Press and Media

Former Bakery Reinvented as Tech Hub for BullStreet Project

Originally published Tuesday, October 18, 2016 at:

By Michael Fitts

A building that for decades served as the bakery at the Department of Mental Health campus in Columbia now hosts a co-working space, which its leaders hope will spur the growth of a high-tech community on the campus.

The longtime bakery now hosts the second location of SOCO co-working and event space, where freelancers and other solo professionals or startup businesses can find a place to work and collaborate. It also serves as the classroom site for The Iron Yard, a school that offers intensive courses in software programming skills.

The building served as the bakery for the Mental Health campus for the first half of the 20th century. Now the building is a wide-open workspace with the exposed brick and 20-foot-high ceilings that show its pedigree, plus new gigabit-speed Internet capability provided by Spirit Wireless, sponsors of the adjacent Spirit Communications Park, where the minor-league Columbia Fireflies play.

“It has been incredibly energizing to work with this team to activate one of the most unique spaces on the campus – and I have to say, the view of the baseball stadium from the back porch of the bakery is beyond cool,” said Robert Hughes, chief operating officer at Hughes Development Corp., master developers of the huge Bull Street property.

The bakery’s combination of old-time feel with the latest digital connections will be an immediate draw for many creative individuals, said Greg Hilton, co-founder of SOCO. “It will draw people in, but that’s not why they stay,” he said.

What will keep them as customers will be the collaborative nature of the space and the feeling of being on the cutting edge of something new in Columbia, he said. The building is wide open on purpose, Hilton said. That’s to allow conversation and ideas to flow around the room. People aren’t just expected to work side by side. The objective of Hilton and his partners is that people will bounce ideas off each other and find new ways to collaborate.

Now that SOCO has added the Bull Street facility to its Vista location, Hilton said the co-working group hopes to keep adding clients and tapping into the vitality in the air in Columbia. Part of his goal is to keep building the local talent pool for the tech industry and other businesses well-supplied and well-connected, he said.

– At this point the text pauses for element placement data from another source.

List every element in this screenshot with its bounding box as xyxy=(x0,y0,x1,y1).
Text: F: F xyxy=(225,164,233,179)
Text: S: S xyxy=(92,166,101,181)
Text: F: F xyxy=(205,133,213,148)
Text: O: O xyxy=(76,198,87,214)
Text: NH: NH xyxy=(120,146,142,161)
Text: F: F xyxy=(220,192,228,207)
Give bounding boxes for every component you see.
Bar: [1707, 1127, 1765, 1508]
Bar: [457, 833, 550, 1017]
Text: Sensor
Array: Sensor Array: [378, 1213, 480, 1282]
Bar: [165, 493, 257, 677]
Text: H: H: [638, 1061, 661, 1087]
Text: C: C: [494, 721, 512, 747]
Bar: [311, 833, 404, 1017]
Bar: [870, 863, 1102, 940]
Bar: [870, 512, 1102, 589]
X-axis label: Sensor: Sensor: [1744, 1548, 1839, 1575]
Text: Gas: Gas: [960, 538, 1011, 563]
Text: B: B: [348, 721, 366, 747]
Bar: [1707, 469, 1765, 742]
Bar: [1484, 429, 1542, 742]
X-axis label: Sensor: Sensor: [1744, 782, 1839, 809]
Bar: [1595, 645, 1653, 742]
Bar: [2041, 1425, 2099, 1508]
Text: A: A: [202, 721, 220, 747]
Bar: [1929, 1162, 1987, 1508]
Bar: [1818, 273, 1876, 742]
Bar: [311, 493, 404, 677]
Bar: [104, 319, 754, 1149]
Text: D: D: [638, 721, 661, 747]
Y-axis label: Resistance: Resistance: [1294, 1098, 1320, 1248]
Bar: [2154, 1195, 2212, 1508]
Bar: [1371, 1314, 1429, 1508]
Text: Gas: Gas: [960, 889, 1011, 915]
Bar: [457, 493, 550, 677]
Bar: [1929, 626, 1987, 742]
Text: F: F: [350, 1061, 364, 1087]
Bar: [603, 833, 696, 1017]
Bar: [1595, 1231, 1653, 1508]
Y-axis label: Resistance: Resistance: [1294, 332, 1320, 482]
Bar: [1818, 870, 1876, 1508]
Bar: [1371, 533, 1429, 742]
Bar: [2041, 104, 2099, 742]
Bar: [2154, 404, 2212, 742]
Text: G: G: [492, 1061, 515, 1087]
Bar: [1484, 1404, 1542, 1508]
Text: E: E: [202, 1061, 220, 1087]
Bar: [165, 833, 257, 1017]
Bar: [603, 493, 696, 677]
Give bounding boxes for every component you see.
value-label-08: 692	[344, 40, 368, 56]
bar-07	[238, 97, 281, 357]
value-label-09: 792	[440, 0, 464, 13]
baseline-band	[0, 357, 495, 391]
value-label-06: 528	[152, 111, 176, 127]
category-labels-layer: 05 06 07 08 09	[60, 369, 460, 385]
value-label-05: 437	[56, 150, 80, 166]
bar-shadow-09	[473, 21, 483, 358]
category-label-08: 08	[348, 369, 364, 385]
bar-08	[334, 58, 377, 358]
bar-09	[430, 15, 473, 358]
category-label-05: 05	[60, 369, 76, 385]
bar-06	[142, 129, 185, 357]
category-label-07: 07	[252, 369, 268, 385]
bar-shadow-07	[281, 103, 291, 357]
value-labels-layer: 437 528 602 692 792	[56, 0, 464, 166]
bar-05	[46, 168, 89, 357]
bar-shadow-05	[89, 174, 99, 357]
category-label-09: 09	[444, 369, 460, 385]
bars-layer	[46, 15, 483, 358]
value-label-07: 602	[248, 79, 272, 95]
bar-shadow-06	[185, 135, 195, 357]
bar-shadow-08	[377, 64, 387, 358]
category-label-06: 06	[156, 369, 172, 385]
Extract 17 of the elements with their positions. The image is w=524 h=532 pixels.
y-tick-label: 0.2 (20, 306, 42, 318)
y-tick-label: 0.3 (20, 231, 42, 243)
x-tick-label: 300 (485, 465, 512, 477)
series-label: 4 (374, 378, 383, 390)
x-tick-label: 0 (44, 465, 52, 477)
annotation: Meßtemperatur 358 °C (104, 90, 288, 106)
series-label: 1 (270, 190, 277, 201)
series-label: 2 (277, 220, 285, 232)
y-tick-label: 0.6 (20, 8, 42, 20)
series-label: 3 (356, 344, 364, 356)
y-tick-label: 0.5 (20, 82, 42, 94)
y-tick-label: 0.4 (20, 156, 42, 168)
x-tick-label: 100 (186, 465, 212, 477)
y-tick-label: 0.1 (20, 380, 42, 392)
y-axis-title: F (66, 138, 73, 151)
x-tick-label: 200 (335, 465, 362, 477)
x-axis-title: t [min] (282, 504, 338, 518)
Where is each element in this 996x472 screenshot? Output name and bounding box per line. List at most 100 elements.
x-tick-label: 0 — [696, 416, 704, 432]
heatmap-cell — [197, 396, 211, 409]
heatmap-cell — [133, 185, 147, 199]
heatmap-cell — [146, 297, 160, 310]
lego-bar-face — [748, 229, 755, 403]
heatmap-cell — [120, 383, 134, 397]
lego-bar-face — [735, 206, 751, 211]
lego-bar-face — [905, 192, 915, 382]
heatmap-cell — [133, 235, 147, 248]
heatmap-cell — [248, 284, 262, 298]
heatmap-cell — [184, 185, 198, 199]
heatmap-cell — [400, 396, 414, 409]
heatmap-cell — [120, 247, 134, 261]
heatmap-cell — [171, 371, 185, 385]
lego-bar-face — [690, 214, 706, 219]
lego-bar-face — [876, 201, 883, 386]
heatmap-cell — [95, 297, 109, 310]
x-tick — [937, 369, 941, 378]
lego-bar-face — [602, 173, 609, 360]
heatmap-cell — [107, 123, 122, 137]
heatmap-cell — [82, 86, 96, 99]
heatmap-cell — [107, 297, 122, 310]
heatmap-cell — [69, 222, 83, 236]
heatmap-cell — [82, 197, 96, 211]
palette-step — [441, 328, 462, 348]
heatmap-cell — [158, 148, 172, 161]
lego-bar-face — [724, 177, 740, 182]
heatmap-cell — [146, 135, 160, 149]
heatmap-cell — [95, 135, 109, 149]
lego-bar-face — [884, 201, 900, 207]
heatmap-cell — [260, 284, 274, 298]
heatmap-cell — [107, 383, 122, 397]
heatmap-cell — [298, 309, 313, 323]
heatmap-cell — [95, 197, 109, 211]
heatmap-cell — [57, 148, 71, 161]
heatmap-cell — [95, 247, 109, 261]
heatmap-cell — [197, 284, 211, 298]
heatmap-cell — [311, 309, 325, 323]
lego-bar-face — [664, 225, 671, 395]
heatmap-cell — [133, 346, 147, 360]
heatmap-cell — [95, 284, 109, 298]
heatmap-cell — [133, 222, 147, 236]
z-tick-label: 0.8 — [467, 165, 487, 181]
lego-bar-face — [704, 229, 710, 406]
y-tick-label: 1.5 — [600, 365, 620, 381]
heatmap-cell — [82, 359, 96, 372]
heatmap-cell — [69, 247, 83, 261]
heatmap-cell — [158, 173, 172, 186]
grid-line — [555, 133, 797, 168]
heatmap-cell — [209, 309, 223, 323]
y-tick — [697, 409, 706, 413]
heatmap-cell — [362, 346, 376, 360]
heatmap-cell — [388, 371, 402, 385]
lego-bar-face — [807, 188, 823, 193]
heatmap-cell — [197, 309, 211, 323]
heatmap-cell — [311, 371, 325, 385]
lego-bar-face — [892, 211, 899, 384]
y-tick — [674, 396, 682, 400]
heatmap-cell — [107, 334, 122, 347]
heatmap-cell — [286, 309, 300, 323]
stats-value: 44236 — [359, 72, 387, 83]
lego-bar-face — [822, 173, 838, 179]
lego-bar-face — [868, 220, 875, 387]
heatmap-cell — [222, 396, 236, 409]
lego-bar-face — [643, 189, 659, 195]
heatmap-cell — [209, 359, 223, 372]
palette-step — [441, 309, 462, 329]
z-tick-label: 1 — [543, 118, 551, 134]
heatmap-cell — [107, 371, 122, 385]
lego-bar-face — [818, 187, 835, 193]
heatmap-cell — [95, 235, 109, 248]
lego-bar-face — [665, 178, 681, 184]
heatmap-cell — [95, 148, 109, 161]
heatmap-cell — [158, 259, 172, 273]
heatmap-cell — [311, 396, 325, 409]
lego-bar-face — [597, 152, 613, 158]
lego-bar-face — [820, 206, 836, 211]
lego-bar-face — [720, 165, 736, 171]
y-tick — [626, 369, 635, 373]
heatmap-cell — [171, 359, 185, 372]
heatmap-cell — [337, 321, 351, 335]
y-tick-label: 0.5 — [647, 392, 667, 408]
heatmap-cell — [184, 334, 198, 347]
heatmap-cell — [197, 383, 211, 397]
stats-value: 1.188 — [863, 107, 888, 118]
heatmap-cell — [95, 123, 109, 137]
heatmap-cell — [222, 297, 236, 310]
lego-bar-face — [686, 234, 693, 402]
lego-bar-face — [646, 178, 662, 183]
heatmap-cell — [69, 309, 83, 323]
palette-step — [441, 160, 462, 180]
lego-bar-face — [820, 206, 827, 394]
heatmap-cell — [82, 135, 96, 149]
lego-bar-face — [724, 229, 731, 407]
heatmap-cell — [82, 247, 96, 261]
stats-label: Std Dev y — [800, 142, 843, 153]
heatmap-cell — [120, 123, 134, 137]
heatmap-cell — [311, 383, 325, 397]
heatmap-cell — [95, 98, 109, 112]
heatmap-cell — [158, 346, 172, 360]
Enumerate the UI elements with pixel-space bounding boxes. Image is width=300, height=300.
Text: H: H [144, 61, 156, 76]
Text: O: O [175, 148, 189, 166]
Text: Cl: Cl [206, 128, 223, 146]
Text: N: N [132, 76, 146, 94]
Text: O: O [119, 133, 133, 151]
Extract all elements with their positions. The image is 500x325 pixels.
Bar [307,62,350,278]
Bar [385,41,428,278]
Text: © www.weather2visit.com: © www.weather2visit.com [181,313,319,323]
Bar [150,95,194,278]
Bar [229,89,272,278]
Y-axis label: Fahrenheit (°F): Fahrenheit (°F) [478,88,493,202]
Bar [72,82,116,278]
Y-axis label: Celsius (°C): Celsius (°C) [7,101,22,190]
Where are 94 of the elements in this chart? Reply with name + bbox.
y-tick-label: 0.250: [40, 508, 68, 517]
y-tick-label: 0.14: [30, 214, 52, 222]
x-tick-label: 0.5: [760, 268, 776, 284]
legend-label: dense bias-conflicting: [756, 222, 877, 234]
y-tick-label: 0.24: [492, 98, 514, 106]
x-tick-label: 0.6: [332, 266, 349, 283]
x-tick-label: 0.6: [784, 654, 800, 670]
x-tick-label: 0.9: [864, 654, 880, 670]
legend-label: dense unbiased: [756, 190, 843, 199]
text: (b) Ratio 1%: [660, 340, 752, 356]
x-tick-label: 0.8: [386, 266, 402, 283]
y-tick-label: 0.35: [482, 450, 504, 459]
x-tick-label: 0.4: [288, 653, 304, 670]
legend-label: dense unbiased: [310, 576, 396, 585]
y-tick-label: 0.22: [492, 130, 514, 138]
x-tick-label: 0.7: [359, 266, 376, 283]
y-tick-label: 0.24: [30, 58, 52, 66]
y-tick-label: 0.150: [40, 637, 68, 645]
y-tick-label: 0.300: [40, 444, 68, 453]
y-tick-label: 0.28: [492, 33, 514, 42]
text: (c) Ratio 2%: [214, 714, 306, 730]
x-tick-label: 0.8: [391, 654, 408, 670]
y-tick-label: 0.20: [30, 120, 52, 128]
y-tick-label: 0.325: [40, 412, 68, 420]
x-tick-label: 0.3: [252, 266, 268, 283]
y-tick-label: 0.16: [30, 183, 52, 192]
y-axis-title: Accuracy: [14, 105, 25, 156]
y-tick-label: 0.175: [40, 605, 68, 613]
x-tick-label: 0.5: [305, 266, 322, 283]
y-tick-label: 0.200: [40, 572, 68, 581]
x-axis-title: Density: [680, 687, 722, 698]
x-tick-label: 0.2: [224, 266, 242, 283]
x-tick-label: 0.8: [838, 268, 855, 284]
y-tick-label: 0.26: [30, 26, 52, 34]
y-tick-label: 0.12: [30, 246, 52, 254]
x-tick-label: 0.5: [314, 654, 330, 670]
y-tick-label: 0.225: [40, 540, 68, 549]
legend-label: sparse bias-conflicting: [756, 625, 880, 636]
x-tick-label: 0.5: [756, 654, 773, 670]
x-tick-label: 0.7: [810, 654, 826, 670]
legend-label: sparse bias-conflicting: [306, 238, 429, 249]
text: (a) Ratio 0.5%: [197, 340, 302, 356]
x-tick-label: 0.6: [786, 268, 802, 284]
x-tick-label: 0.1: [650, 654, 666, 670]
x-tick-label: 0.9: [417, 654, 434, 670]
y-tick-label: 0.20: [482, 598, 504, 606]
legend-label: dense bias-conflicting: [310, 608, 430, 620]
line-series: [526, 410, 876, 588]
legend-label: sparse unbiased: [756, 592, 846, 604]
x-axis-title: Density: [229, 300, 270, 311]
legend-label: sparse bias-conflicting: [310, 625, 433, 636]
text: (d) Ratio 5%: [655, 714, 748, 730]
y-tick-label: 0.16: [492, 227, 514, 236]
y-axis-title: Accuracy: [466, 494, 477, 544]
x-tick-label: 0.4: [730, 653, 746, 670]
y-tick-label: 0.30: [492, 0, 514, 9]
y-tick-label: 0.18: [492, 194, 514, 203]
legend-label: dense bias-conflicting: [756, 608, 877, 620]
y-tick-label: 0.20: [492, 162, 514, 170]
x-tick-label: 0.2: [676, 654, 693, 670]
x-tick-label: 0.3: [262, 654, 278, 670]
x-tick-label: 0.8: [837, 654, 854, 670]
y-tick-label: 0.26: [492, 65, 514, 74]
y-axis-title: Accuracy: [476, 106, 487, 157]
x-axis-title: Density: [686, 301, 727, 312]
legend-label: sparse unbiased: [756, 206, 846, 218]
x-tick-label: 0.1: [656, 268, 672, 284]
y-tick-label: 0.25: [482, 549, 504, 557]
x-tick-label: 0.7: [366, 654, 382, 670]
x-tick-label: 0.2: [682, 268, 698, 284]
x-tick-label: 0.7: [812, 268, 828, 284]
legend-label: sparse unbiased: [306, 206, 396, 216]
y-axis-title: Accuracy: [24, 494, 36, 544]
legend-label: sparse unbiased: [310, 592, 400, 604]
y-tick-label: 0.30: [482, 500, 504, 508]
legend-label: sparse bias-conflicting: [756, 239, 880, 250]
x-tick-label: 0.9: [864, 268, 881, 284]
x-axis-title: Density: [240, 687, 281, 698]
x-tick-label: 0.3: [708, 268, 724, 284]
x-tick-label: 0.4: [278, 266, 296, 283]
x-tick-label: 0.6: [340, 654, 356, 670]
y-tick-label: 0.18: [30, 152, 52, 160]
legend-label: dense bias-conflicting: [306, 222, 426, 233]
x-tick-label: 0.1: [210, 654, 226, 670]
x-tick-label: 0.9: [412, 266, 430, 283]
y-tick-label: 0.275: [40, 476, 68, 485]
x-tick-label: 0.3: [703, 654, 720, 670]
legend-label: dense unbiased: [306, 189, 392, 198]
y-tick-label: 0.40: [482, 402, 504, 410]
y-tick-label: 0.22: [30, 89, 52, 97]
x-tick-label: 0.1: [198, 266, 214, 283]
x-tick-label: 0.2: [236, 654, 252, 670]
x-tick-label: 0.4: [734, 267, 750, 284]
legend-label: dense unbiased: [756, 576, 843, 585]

Bringing talented people into information technology also is the major focus of the building’s other tenant, The Iron Yard. Founded in Greenville, The Iron Yard has established locations across the Southeast that teach programming, and also it operates its own co-working spaces in numerous cities. Heather Dughaish, campus director for The Iron Yard, hears regularly from employers both big and small  about how the great need for students with the kinds of skills that are taught in its intensive classes. In the full front-end programming class, students will do 60 to 80 hours of work per week through the three-month course. There’s no time for a student to be working a full-time job while taking the immersive course, she said. “It’s like going to a country and learning a language,” Dughaish said.

Students are learning the hands-on skills to become front-end engineers, including Javascript, or .net2 programming, skills that local companies, including those with representatives on her advisory board, tell her they need. This coordination with market demands helps The Iron Yard maintain a high job placement rate among graduates, Dughaish said.

Hurricane Matthew interrupted plans for a grand opening celebration at the bakery, and the event has been rescheduled for Oct. 21. It will feature a ribbon-cutting, a free day for people to try out co-working and to learn about The Iron Yard and a launch party beginning at 4 p.m.

In the short term, both SOCO and The Iron Yard want to build a steady population of clients on the Bull Street site. SOCO’s goal is to double its enrollment of members who pay to use its two facilities in the next 12 months, while The Iron Yard wants to fill its three-month classes with 16 students per session.

In the longer term, Hilton, Dughaish and the developers all want to see Bull Street development grow as a center for tech companies and entrepreneurship right in the middle of the city. The hope, Hilton said, is for the bakery to spur more use of both historic and new buildings for high-tech industry and education, part of the new Bull Street development as a cool place where talented entrepreneurs want to live, work and play.

“If you do that, believe me, the companies will come,” Hilton said.